Pero en la simpleza del mecanismo había una complicación imperceptible para la mayoría de las personas del planeta. La máquina estaba, como casi todas las cosas de este mundo, diseñada para derechos. Uno a uno los adversarios de la partida hacían naturalmente el mismo movimiento para activar al jugador de la pantalla, imprimirle velocidad y dirección a la bola y lanzarla para derribar los pines. Hasta que esa uniformidad la rompí yo, no por excéntrico ni por rebelde, mucho menos porque estuviera seguro de que mi movimiento me garantizaría mejores resultados en la faena, simplemente fue porque soy zurdo y buscaba la otra naturalidad, la forzada, la de este lado del espejo, la que nos permite a todos los que utilizamos la mano izquierda vencer diariamente los obstáculos de un mundo hecho con una ligera inclinación que nos desequilibra, que nos hace dudar y a veces fracasar ante mecanismos tan sencillos como el del abrelatas o el de las tijeras.

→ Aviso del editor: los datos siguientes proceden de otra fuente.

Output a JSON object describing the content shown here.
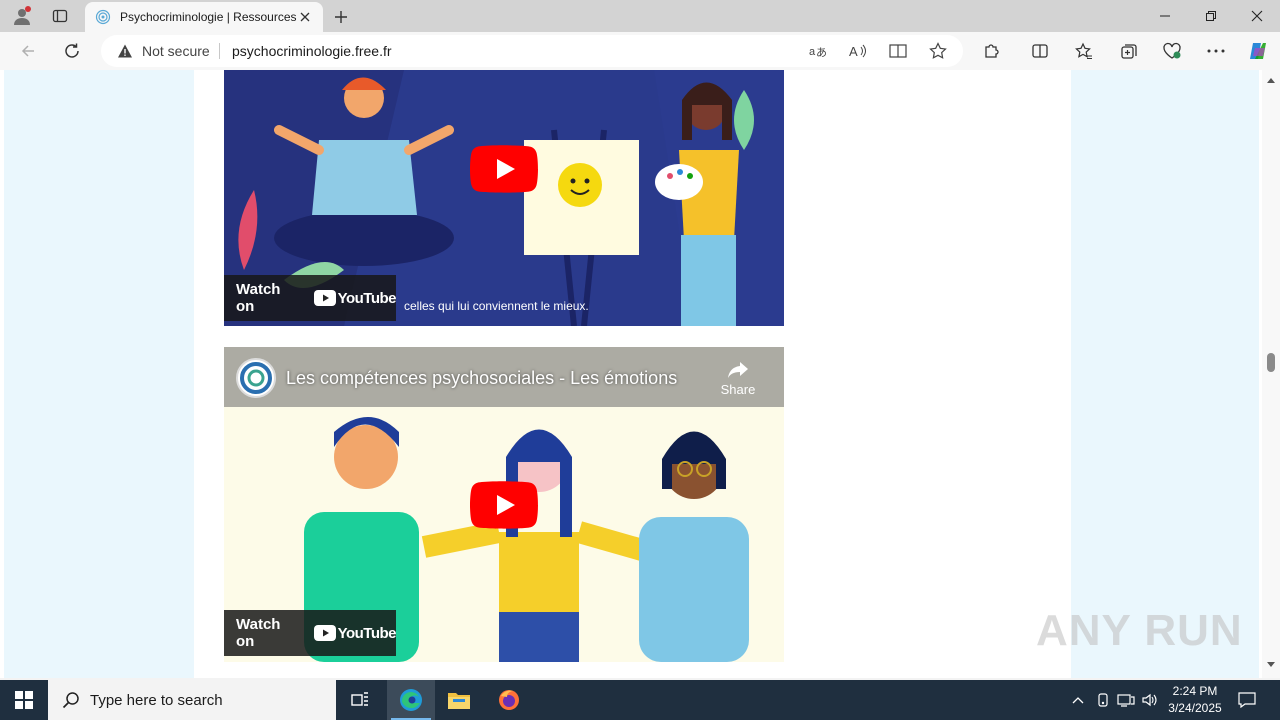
{
  "browser": {
    "tab_title": "Psychocriminologie | Ressources",
    "security_label": "Not secure",
    "url": "psychocriminologie.free.fr"
  },
  "videos": [
    {
      "watch_label": "Watch on",
      "youtube_label": "YouTube",
      "caption": "celles qui lui conviennent le mieux."
    },
    {
      "title": "Les compétences psychosociales - Les émotions",
      "share_label": "Share",
      "watch_label": "Watch on",
      "youtube_label": "YouTube"
    }
  ],
  "watermark": "ANY RUN",
  "taskbar": {
    "search_placeholder": "Type here to search",
    "time": "2:24 PM",
    "date": "3/24/2025"
  },
  "colors": {
    "side_panel": "#eaf7fd",
    "youtube_red": "#ff0000",
    "taskbar": "#1f2f3f"
  }
}
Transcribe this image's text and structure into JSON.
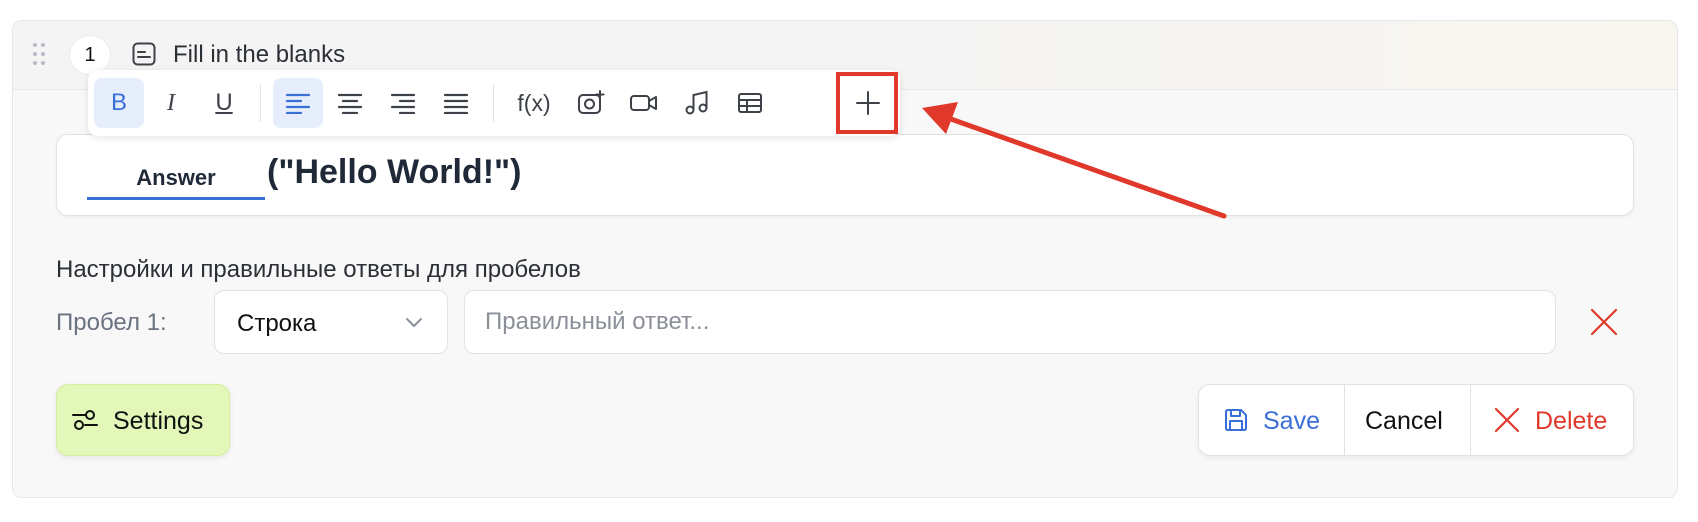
{
  "question": {
    "number": "1",
    "type_icon": "fill-blank-icon",
    "title": "Fill in the blanks"
  },
  "toolbar": {
    "bold": "B",
    "italic": "I",
    "underline": "U",
    "formula": "f(x)",
    "active_buttons": [
      "bold",
      "align-left"
    ],
    "icons": [
      "align-left-icon",
      "align-center-icon",
      "align-right-icon",
      "align-justify-icon",
      "add-image-icon",
      "video-icon",
      "music-icon",
      "table-icon",
      "plus-icon"
    ]
  },
  "editor": {
    "blank_label": "Answer",
    "text": "(\"Hello World!\")"
  },
  "gaps": {
    "section_title": "Настройки и правильные ответы для пробелов",
    "items": [
      {
        "label": "Пробел 1:",
        "type_value": "Строка",
        "answer_value": "",
        "answer_placeholder": "Правильный ответ..."
      }
    ]
  },
  "footer": {
    "settings_label": "Settings",
    "save_label": "Save",
    "cancel_label": "Cancel",
    "delete_label": "Delete"
  },
  "colors": {
    "accent_blue": "#3b6fd8",
    "danger_red": "#e0382b",
    "settings_green": "#e3f7b8",
    "annotation_red": "#e0382b"
  }
}
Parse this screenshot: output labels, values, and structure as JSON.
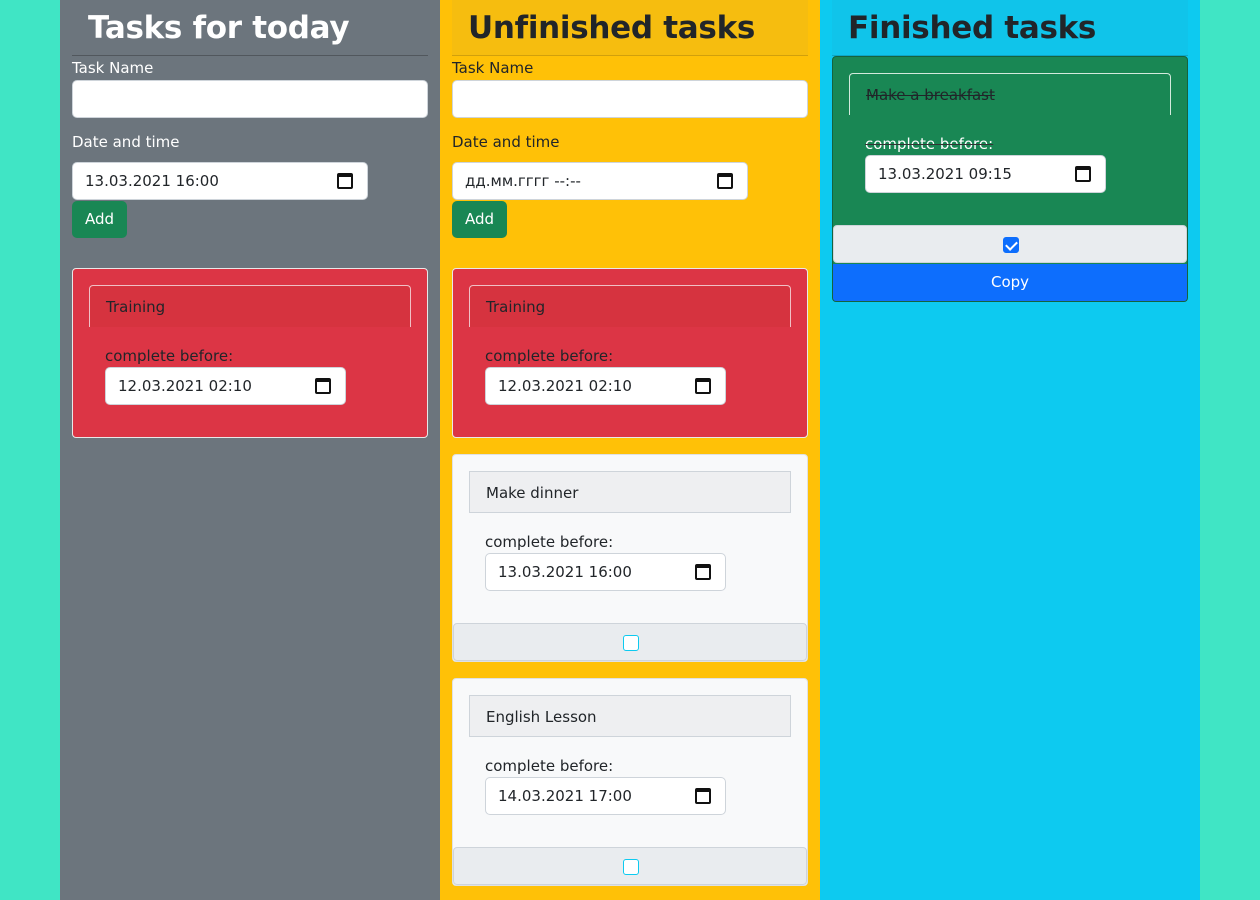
{
  "columns": {
    "today": {
      "title": "Tasks for today",
      "form": {
        "task_name_label": "Task Name",
        "task_name_value": "",
        "date_label": "Date and time",
        "date_value": "13.03.2021 16:00",
        "add_label": "Add"
      },
      "tasks": [
        {
          "title": "Training",
          "complete_label": "complete before:",
          "date": "12.03.2021 02:10",
          "status": "overdue"
        }
      ]
    },
    "unfinished": {
      "title": "Unfinished tasks",
      "form": {
        "task_name_label": "Task Name",
        "task_name_value": "",
        "date_label": "Date and time",
        "date_value": "дд.мм.гггг --:--",
        "add_label": "Add"
      },
      "tasks": [
        {
          "title": "Training",
          "complete_label": "complete before:",
          "date": "12.03.2021 02:10",
          "status": "overdue"
        },
        {
          "title": "Make dinner",
          "complete_label": "complete before:",
          "date": "13.03.2021 16:00",
          "status": "pending",
          "checked": false
        },
        {
          "title": "English Lesson",
          "complete_label": "complete before:",
          "date": "14.03.2021 17:00",
          "status": "pending",
          "checked": false
        }
      ]
    },
    "finished": {
      "title": "Finished tasks",
      "tasks": [
        {
          "title": "Make a breakfast",
          "complete_label": "complete before:",
          "date": "13.03.2021 09:15",
          "status": "done",
          "checked": true,
          "copy_label": "Copy"
        }
      ]
    }
  },
  "colors": {
    "page_bg": "#40e5c5",
    "today_bg": "#6c757d",
    "unfinished_bg": "#ffc107",
    "finished_bg": "#0dcaf0",
    "overdue_card": "#dc3545",
    "done_card": "#198754",
    "add_button": "#198754",
    "copy_button": "#0d6efd"
  },
  "icons": [
    "calendar-icon",
    "checkbox-icon"
  ]
}
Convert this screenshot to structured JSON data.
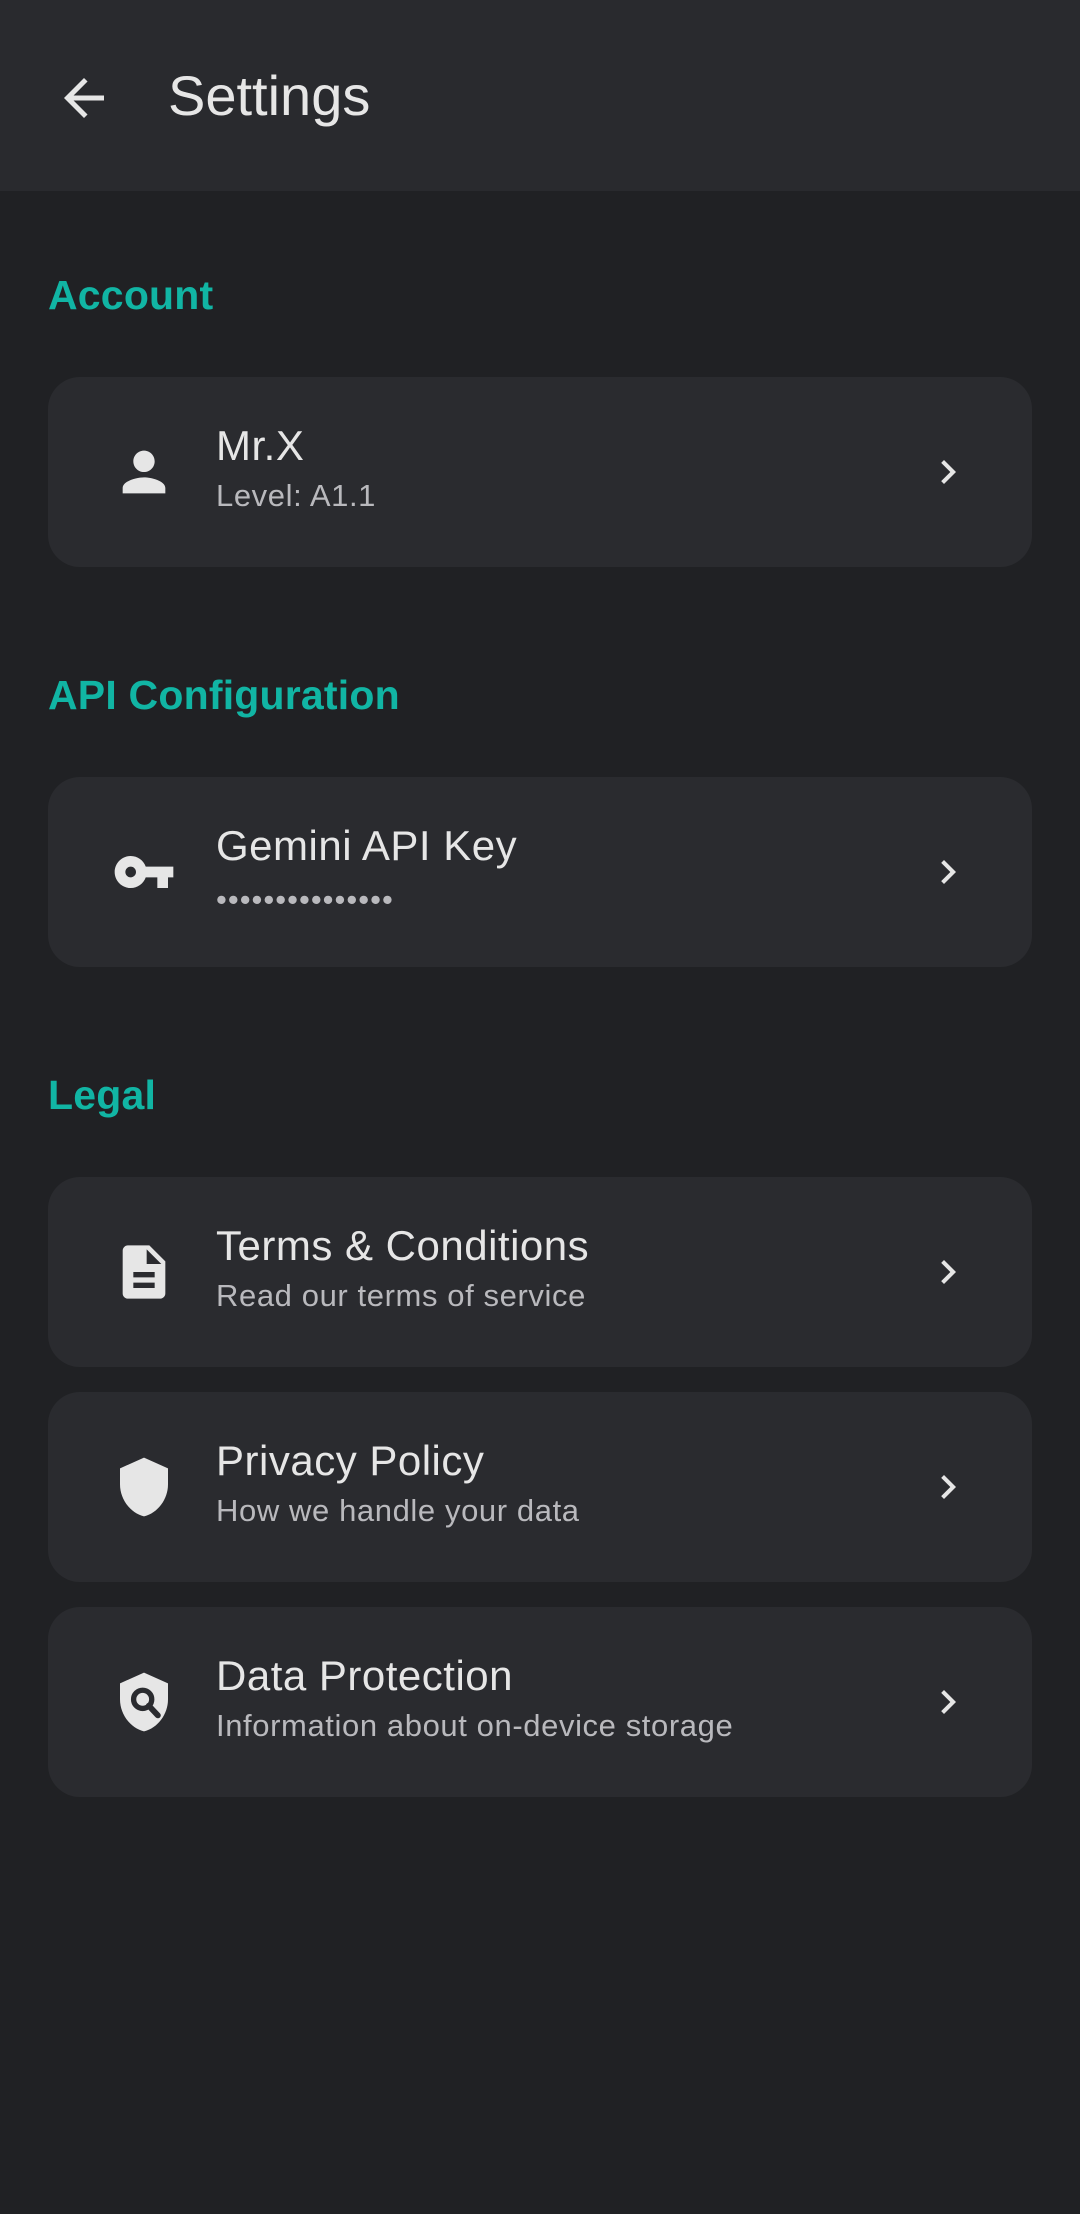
{
  "appbar": {
    "title": "Settings",
    "back_icon": "arrow-back-icon"
  },
  "sections": {
    "account": {
      "header": "Account",
      "profile": {
        "name": "Mr.X",
        "level": "Level: A1.1",
        "icon": "person-icon"
      }
    },
    "api": {
      "header": "API Configuration",
      "gemini_key": {
        "label": "Gemini API Key",
        "value": "•••••••••••••••",
        "icon": "key-icon"
      }
    },
    "legal": {
      "header": "Legal",
      "terms": {
        "label": "Terms & Conditions",
        "subtitle": "Read our terms of service",
        "icon": "document-icon"
      },
      "privacy": {
        "label": "Privacy Policy",
        "subtitle": "How we handle your data",
        "icon": "shield-icon"
      },
      "data_protection": {
        "label": "Data Protection",
        "subtitle": "Information about on-device storage",
        "icon": "shield-search-icon"
      }
    }
  },
  "colors": {
    "background": "#202124",
    "appbar": "#292a2e",
    "card": "#2a2b2f",
    "accent": "#11b5a4",
    "text_primary": "#e6e6e6",
    "text_secondary": "#b9b9bd"
  }
}
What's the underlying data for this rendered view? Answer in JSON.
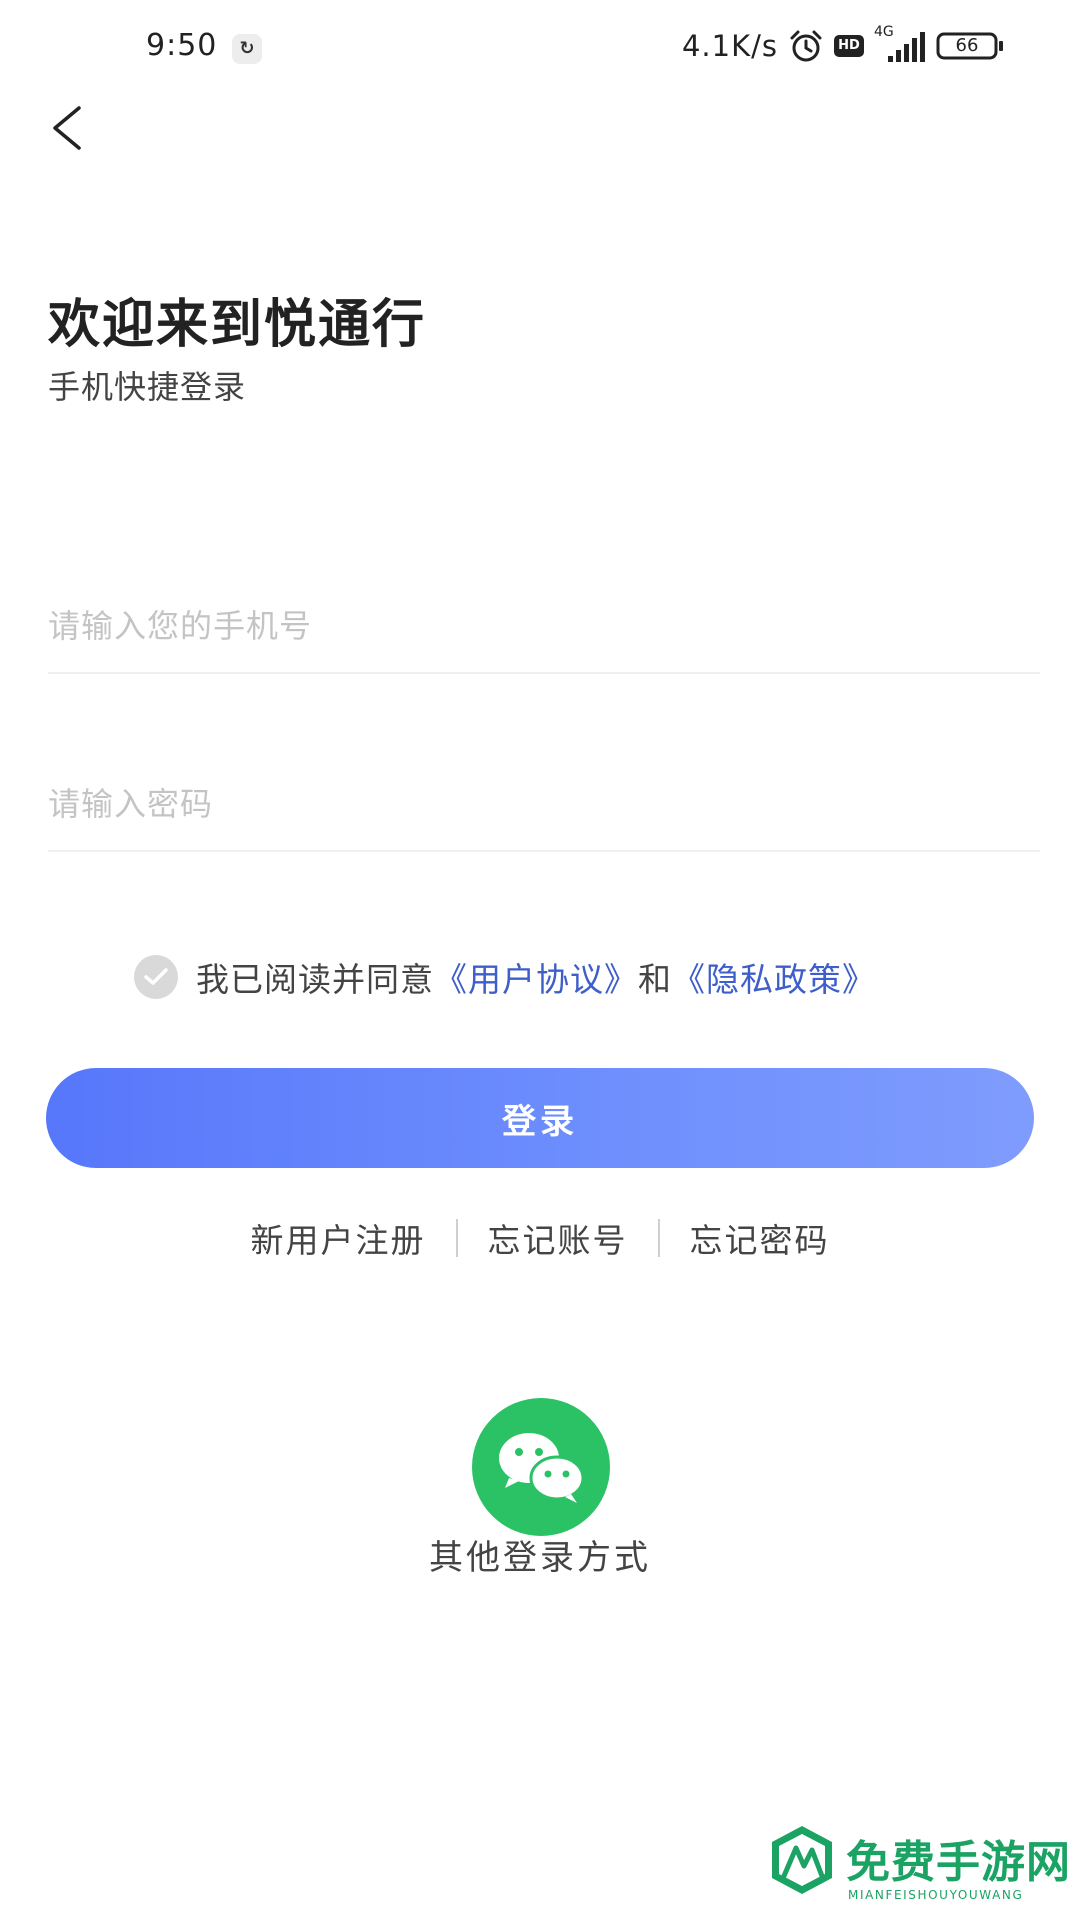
{
  "status_bar": {
    "time": "9:50",
    "net_speed": "4.1K/s",
    "hd_badge": "HD",
    "network_type": "4G",
    "battery": "66"
  },
  "header": {
    "back_icon": "chevron-left-icon"
  },
  "welcome": {
    "title": "欢迎来到悦通行",
    "subtitle": "手机快捷登录"
  },
  "form": {
    "phone_placeholder": "请输入您的手机号",
    "phone_value": "",
    "password_placeholder": "请输入密码",
    "password_value": ""
  },
  "agreement": {
    "checked": true,
    "prefix": "我已阅读并同意",
    "user_agreement": "《用户协议》",
    "and": "和",
    "privacy_policy": "《隐私政策》"
  },
  "login_button": {
    "label": "登录"
  },
  "links": {
    "register": "新用户注册",
    "forgot_account": "忘记账号",
    "forgot_password": "忘记密码"
  },
  "other_login": {
    "icon": "wechat-icon",
    "label": "其他登录方式"
  },
  "watermark": {
    "title": "免费手游网",
    "subtitle": "MIANFEISHOUYOUWANG"
  },
  "colors": {
    "primary": "#5b7cfb",
    "link": "#3e5ec9",
    "wechat": "#2bc265",
    "watermark": "#1aa363"
  }
}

Sin embargo, no fue naturalidad forzada lo que vieron mis adversarios de partida y lo celebraban con alegría, porque a pesar de que mi línea fue bastante promedio--de hecho, quedé cuarto, justo en la mitad--, había ganado el otro torneo, el del estilo, el de la coolness, como si al final el tener que adaptarnos al mundo de los derechos nos diera a los zurdos una elegancia, un desparpajo, un encanto que a los derechos, por ser mayoría, les está vedado.